V. Bonaminios Arbeit über Winnicott schildert, wie dessen
klinische Arbeit mit Erwachsenen als Objektiv zu sehen ist, durch
das er die frühe Entwicklung des Selbst und seiner Verwerfungen
erkennen und verstehen konnte, und nicht umgekehrt. Er fasst
Winnicotts umwälzende Erkenntnis über die psychoanalytische Arbeit
zusammen. Revolutionär ist die Verlagerung der Sicht von der
Technik auf den persönlichen Anteil des Analytikers, den er als
grundlegend für den psychoanalytischen Prozess ansieht. Der reale
Analytiker ist ein wirkliches Objekt, das die Angriffe des
Patienten überlebt, nicht nur ein Behälter für diese Angriffe via
projektiver Identifikation. Bions Containment eines denkenden
Analytikers stellt Winnicotts Haltung einen atmenden Analytiker
gegenüber, dessen Haltung auch eine affektive und körperliche
Dimension umfasst. Präsenz und lebendiger Kontakt des Analytikers
halten den Patienten und ermöglichen ihm so, aus einem Rückzug,
der von pathologischer Pseudounabhängigkeit geprägt ist, in eine
Regression einzutreten, die Abhängigkeit und damit Veränderung
ermöglicht. So zeigt Bonaminio, wie stark unsere heutige Sicht auf
die analytische Beziehung gerade auch von Winnicott geprägt ist,
was wiederum Skogstads Beitrag anschaulich belegt (allerdings ohne
dass dieser Bezug zu Winnicott aufnimmt).
A. Lemmas Beitrag über die psychotherapeutische Begleitung eines
Patienten (von ihr als Frau bezeichnet), der sich einer operativen
Geschlechtsumwandlung unterzieht, wirft Fragen auf: Obwohl die
Analytikerin das Misslingen des Containments in der frühkindlichen
Entwicklung wahrnimmt, scheint sie sein Leiden in der Therapie auf
die mangelnde Spiegelung seiner Inkongruenz mit dem Körper zu
reduzieren, was m. E. bereits einen (fehlgeschlagenen)
Bewältigungsversuch des frühkindlichen Traumas darstellt. Die
Geschlechtsumwandlung als Agieren einer manischen Abwehr macht
scheinbar unabhängig vom Objekt und nährt die Omnipotenzphantasie.

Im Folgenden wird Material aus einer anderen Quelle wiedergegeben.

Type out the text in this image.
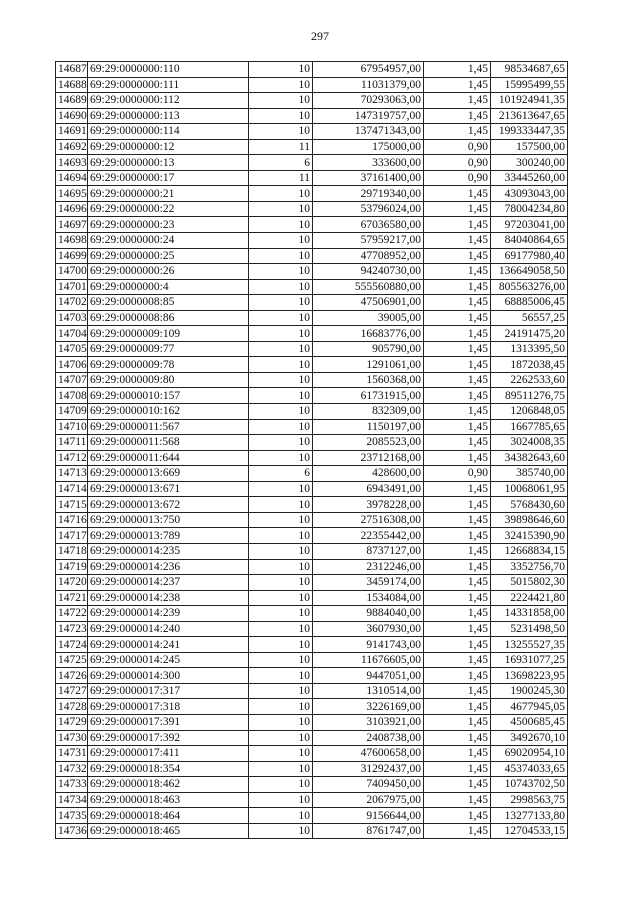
297
14687	69:29:0000000:110	10	67954957,00	1,45	98534687,65
14688	69:29:0000000:111	10	11031379,00	1,45	15995499,55
14689	69:29:0000000:112	10	70293063,00	1,45	101924941,35
14690	69:29:0000000:113	10	147319757,00	1,45	213613647,65
14691	69:29:0000000:114	10	137471343,00	1,45	199333447,35
14692	69:29:0000000:12	11	175000,00	0,90	157500,00
14693	69:29:0000000:13	6	333600,00	0,90	300240,00
14694	69:29:0000000:17	11	37161400,00	0,90	33445260,00
14695	69:29:0000000:21	10	29719340,00	1,45	43093043,00
14696	69:29:0000000:22	10	53796024,00	1,45	78004234,80
14697	69:29:0000000:23	10	67036580,00	1,45	97203041,00
14698	69:29:0000000:24	10	57959217,00	1,45	84040864,65
14699	69:29:0000000:25	10	47708952,00	1,45	69177980,40
14700	69:29:0000000:26	10	94240730,00	1,45	136649058,50
14701	69:29:0000000:4	10	555560880,00	1,45	805563276,00
14702	69:29:0000008:85	10	47506901,00	1,45	68885006,45
14703	69:29:0000008:86	10	39005,00	1,45	56557,25
14704	69:29:0000009:109	10	16683776,00	1,45	24191475,20
14705	69:29:0000009:77	10	905790,00	1,45	1313395,50
14706	69:29:0000009:78	10	1291061,00	1,45	1872038,45
14707	69:29:0000009:80	10	1560368,00	1,45	2262533,60
14708	69:29:0000010:157	10	61731915,00	1,45	89511276,75
14709	69:29:0000010:162	10	832309,00	1,45	1206848,05
14710	69:29:0000011:567	10	1150197,00	1,45	1667785,65
14711	69:29:0000011:568	10	2085523,00	1,45	3024008,35
14712	69:29:0000011:644	10	23712168,00	1,45	34382643,60
14713	69:29:0000013:669	6	428600,00	0,90	385740,00
14714	69:29:0000013:671	10	6943491,00	1,45	10068061,95
14715	69:29:0000013:672	10	3978228,00	1,45	5768430,60
14716	69:29:0000013:750	10	27516308,00	1,45	39898646,60
14717	69:29:0000013:789	10	22355442,00	1,45	32415390,90
14718	69:29:0000014:235	10	8737127,00	1,45	12668834,15
14719	69:29:0000014:236	10	2312246,00	1,45	3352756,70
14720	69:29:0000014:237	10	3459174,00	1,45	5015802,30
14721	69:29:0000014:238	10	1534084,00	1,45	2224421,80
14722	69:29:0000014:239	10	9884040,00	1,45	14331858,00
14723	69:29:0000014:240	10	3607930,00	1,45	5231498,50
14724	69:29:0000014:241	10	9141743,00	1,45	13255527,35
14725	69:29:0000014:245	10	11676605,00	1,45	16931077,25
14726	69:29:0000014:300	10	9447051,00	1,45	13698223,95
14727	69:29:0000017:317	10	1310514,00	1,45	1900245,30
14728	69:29:0000017:318	10	3226169,00	1,45	4677945,05
14729	69:29:0000017:391	10	3103921,00	1,45	4500685,45
14730	69:29:0000017:392	10	2408738,00	1,45	3492670,10
14731	69:29:0000017:411	10	47600658,00	1,45	69020954,10
14732	69:29:0000018:354	10	31292437,00	1,45	45374033,65
14733	69:29:0000018:462	10	7409450,00	1,45	10743702,50
14734	69:29:0000018:463	10	2067975,00	1,45	2998563,75
14735	69:29:0000018:464	10	9156644,00	1,45	13277133,80
14736	69:29:0000018:465	10	8761747,00	1,45	12704533,15
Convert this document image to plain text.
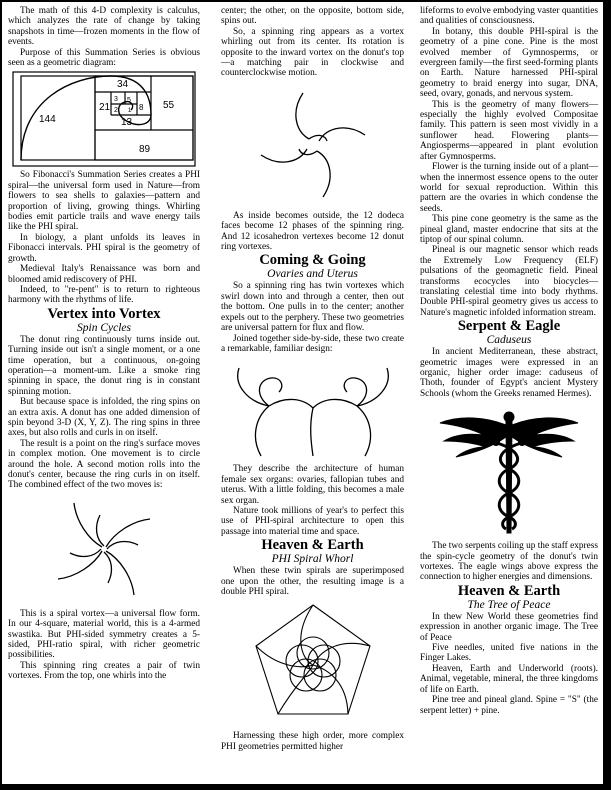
The math of this 4-D complexity is calculus, which analyzes the rate of change by taking snapshots in time—frozen moments in the flow of events.

Purpose of this Summation Series is obvious seen as a geometric diagram:

144
89
55
34
21
13
8
5
3
2 1

So Fibonacci's Summation Series creates a PHI spiral—the universal form used in Nature—from flowers to sea shells to galaxies—pattern and proportion of living, growing things. Whirling bodies emit particle trails and wave energy tails like the PHI spiral.

In biology, a plant unfolds its leaves in Fibonacci intervals. PHI spiral is the geometry of growth.

Medieval Italy's Renaissance was born and bloomed amid rediscovery of PHI.

Indeed, to "re-pent" is to return to righteous harmony with the rhythms of life.

Vertex into Vortex
Spin Cycles

The donut ring continuously turns inside out. Turning inside out isn't a single moment, or a one time operation, but a continuous, on-going operation—a moment-um. Like a smoke ring spinning in space, the donut ring is in constant spinning motion.

But because space is infolded, the ring spins on an extra axis. A donut has one added dimension of spin beyond 3-D (X, Y, Z). The ring spins in three axes, but also rolls and curls in on itself.

The result is a point on the ring's surface moves in complex motion. One movement is to circle around the hole. A second motion rolls into the donut's center, because the ring curls in on itself. The combined effect of the two moves is:

This is a spiral vortex—a universal flow form. In our 4-square, material world, this is a 4-armed swastika. But PHI-sided symmetry creates a 5-sided, PHI-ratio spiral, with richer geometric possibilities.

This spinning ring creates a pair of twin vortexes. From the top, one whirls into the

center; the other, on the opposite, bottom side, spins out.

So, a spinning ring appears as a vortex whirling out from its center. Its rotation is opposite to the inward vortex on the donut's top—a matching pair in clockwise and counterclockwise motion.

As inside becomes outside, the 12 dodeca faces become 12 phases of the spinning ring. And 12 icosahedron vertexes become 12 donut ring vortexes.

Coming & Going
Ovaries and Uterus

So a spinning ring has twin vortexes which swirl down into and through a center, then out the bottom. One pulls in to the center; another expels out to the perphery. These two geometries are universal pattern for flux and flow.

Joined together side-by-side, these two create a remarkable, familiar design:

They describe the architecture of human female sex organs: ovaries, fallopian tubes and uterus. With a little folding, this becomes a male sex organ.

Nature took millions of year's to perfect this use of PHI-spiral architecture to open this passage into material time and space.

Heaven & Earth
PHI Spiral Whorl

When these twin spirals are superimposed one upon the other, the resulting image is a double PHI spiral.

Harnessing these high order, more complex PHI geometries permitted higher

lifeforms to evolve embodying vaster quantities and qualities of consciousness.

In botany, this double PHI-spiral is the geometry of a pine cone. Pine is the most evolved member of Gymnosperms, or evergreen family—the first seed-forming plants on Earth. Nature harnessed PHI-spiral geometry to braid energy into sugar, DNA, seed, ovary, gonads, and nervous system.

This is the geometry of many flowers—especially the highly evolved Compositae family. This pattern is seen most vividly in a sunflower head. Flowering plants—Angiosperms—appeared in plant evolution after Gymnosperms.

Flower is the turning inside out of a plant—when the innermost essence opens to the outer world for sexual reproduction. Within this pattern are the ovaries in which condense the seeds.

This pine cone geometry is the same as the pineal gland, master endocrine that sits at the tiptop of our spinal column.

Pineal is our magnetic sensor which reads the Extremely Low Frequency (ELF) pulsations of the geomagnetic field. Pineal transforms ecocycles into biocycles—translating celestial time into body rhythms. Double PHI-spiral geometry gives us access to Nature's magnetic infolded information stream.

Serpent & Eagle
Caduseus

In ancient Mediterranean, these abstract, geometric images were expressed in an organic, higher order image: caduseus of Thoth, founder of Egypt's ancient Mystery Schools (whom the Greeks renamed Hermes).

The two serpents coiling up the staff express the spin-cycle geometry of the donut's twin vortexes. The eagle wings above express the connection to higher energies and dimensions.

Heaven & Earth
The Tree of Peace

In thew New World these geometries find expression in another organic image. The Tree of Peace

Five needles, united five nations in the Finger Lakes.

Heaven, Earth and Underworld (roots). Animal, vegetable, mineral, the three kingdoms of life on Earth.

Pine tree and pineal gland. Spine = "S" (the serpent letter) + pine.
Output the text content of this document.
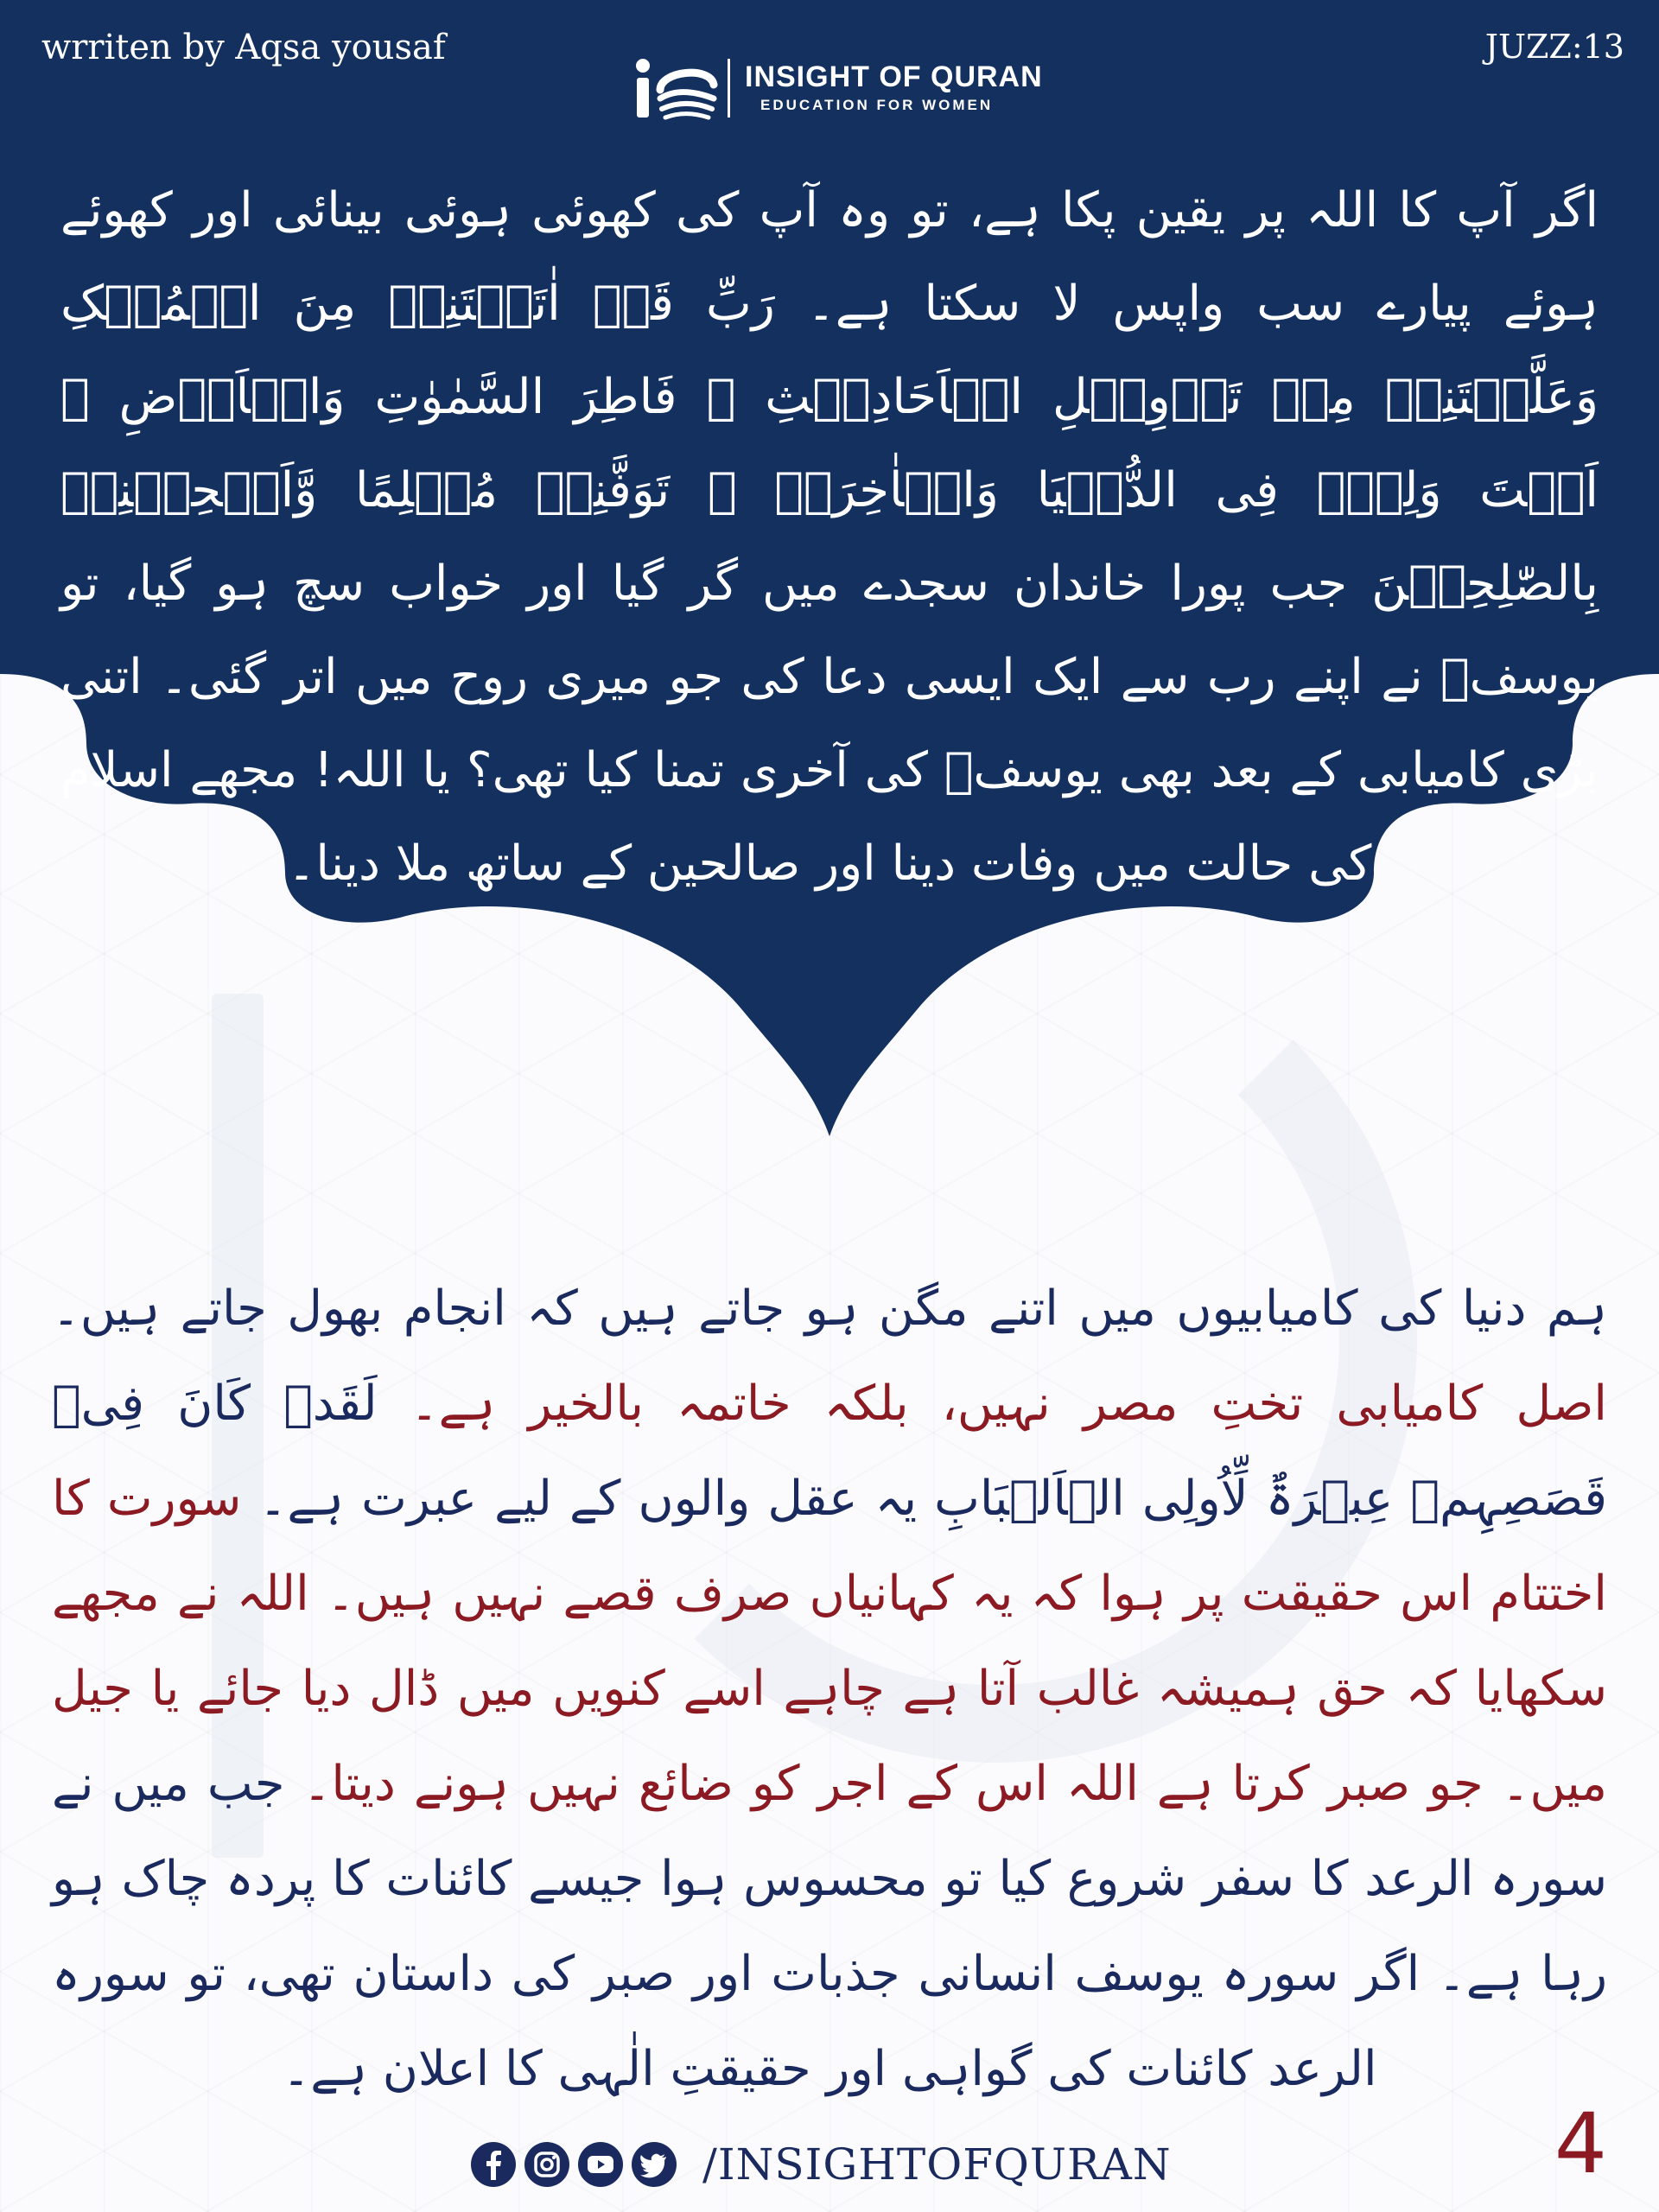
wrriten by Aqsa yousaf	JUZZ:13
INSIGHT OF QURAN
EDUCATION FOR WOMEN
اگر آپ کا اللہ پر یقین پکا ہے، تو وہ آپ کی کھوئی ہوئی بینائی اور کھوئے ہوئے پیارے سب واپس لا سکتا ہے۔ رَبِّ قَدۡ اٰتَیۡتَنِیۡ مِنَ الۡمُلۡکِ وَعَلَّمۡتَنِیۡ مِنۡ تَاۡوِیۡلِ الۡاَحَادِیۡثِ ۚ فَاطِرَ السَّمٰوٰتِ وَالۡاَرۡضِ ۟ اَنۡتَ وَلِیّٖ فِی الدُّنۡیَا وَالۡاٰخِرَۃِ ۚ تَوَفَّنِیۡ مُسۡلِمًا وَّاَلۡحِقۡنِیۡ بِالصّٰلِحِیۡنَ جب پورا خاندان سجدے میں گر گیا اور خواب سچ ہو گیا، تو یوسفؑ نے اپنے رب سے ایک ایسی دعا کی جو میری روح میں اتر گئی۔ اتنی بڑی کامیابی کے بعد بھی یوسفؑ کی آخری تمنا کیا تھی؟ یا اللہ! مجھے اسلام کی حالت میں وفات دینا اور صالحین کے ساتھ ملا دینا۔
ہم دنیا کی کامیابیوں میں اتنے مگن ہو جاتے ہیں کہ انجام بھول جاتے ہیں۔ اصل کامیابی تختِ مصر نہیں، بلکہ خاتمہ بالخیر ہے۔ لَقَدۡ کَانَ فِیۡ قَصَصِہِمۡ عِبۡرَۃٌ لِّاُولِی الۡاَلۡبَابِ یہ عقل والوں کے لیے عبرت ہے۔ سورت کا اختتام اس حقیقت پر ہوا کہ یہ کہانیاں صرف قصے نہیں ہیں۔ اللہ نے مجھے سکھایا کہ حق ہمیشہ غالب آتا ہے چاہے اسے کنویں میں ڈال دیا جائے یا جیل میں۔ جو صبر کرتا ہے اللہ اس کے اجر کو ضائع نہیں ہونے دیتا۔ جب میں نے سورہ الرعد کا سفر شروع کیا تو محسوس ہوا جیسے کائنات کا پردہ چاک ہو رہا ہے۔ اگر سورہ یوسف انسانی جذبات اور صبر کی داستان تھی، تو سورہ الرعد کائنات کی گواہی اور حقیقتِ الٰہی کا اعلان ہے۔
4
/INSIGHTOFQURAN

Damit verhindert sie das Einlassen auf die Abhängigkeit einer
analytischen Beziehung. Mit der Operation wiederholt der Patient
die Destruktion aus der frühen Mutterbeziehung an seinem Körper
und vermeidet so den Schmerz, den das Wiedererleben und
Durcharbeiten in der analytischen Beziehung mit sich bringen
würde. Aber nur dadurch könnte der Patient dem Wiederholungszwang
entkommen, der mit der Operation ja noch nicht zu Ende ist: Jetzt
sieht er in dem Chirurgen den Aggressor, der – wie das primäre
Objekt – seine Arbeit schlecht gemacht habe. Aber vielleicht liegen
in einem solchen Fall ja auch die Grenzen der Analyse.
S. Movahedi und G. Homayounpour sehen den Tschador als komplexes
Phantasieobjekt und stellen die möglichen subjektiven Bedeutungen
für die Trägerin heraus: von einer Repräsentanz des mütterlichen
Körpers, in den das Kind mit sadistischer Lust eindringen möchte
oder in dem es sich wie in einer Gebärmutter geborgen fühlt, über
eine schützende zweite Haut, einem die illusorische Verbindung mit
einer abwesenden Mutter symbolisierenden Übergangsobjekt oder auch
einem der Abwehr dienenden imaginären psychischen Rückzugsort, bis
hin zu einem strafend-repressiven Überich, einem Versteck für
inakzeptable Selbstanteile oder einer Gefängniszelle zur
Verhinderung von Separation und Individuation. In klinischen
Falldarstellungen wird – wie immer in der Psychoanalyse – die
individuelle Bedeutung herausgearbeitet, ohne insgesamt die
soziokulturelle Dimension der Zuschreibungen an die
Tschadorträgerin zu übersehen.
A. Mauss-Hanke zeigt in ihrem Beitrag, wie ihr Kleists literarische
Bearbeitung des Amazonen-Mythos in seiner »Penthesilea« in der
Analyse mit einer in eine dyadische Struktur verstrickten Patientin
als hilfreiches Drittes ermöglichte, ihre analytische Position und
deutende Funktion wiederzugewinnen. Diese anschauliche und
anregende Verknüpfung von Mythos, Literatur, psychoanalytischer
Theorie und Fallbericht ist zugleich eine wunderbar
zusammengefasste Übersicht über die »antiödipale Verfasstheit« bei
Klein und Bion. Es lohnt sich also auch bei diesem Band wieder, wie
schon bei den vorangehenden, ihn aufmerksam zu lesen.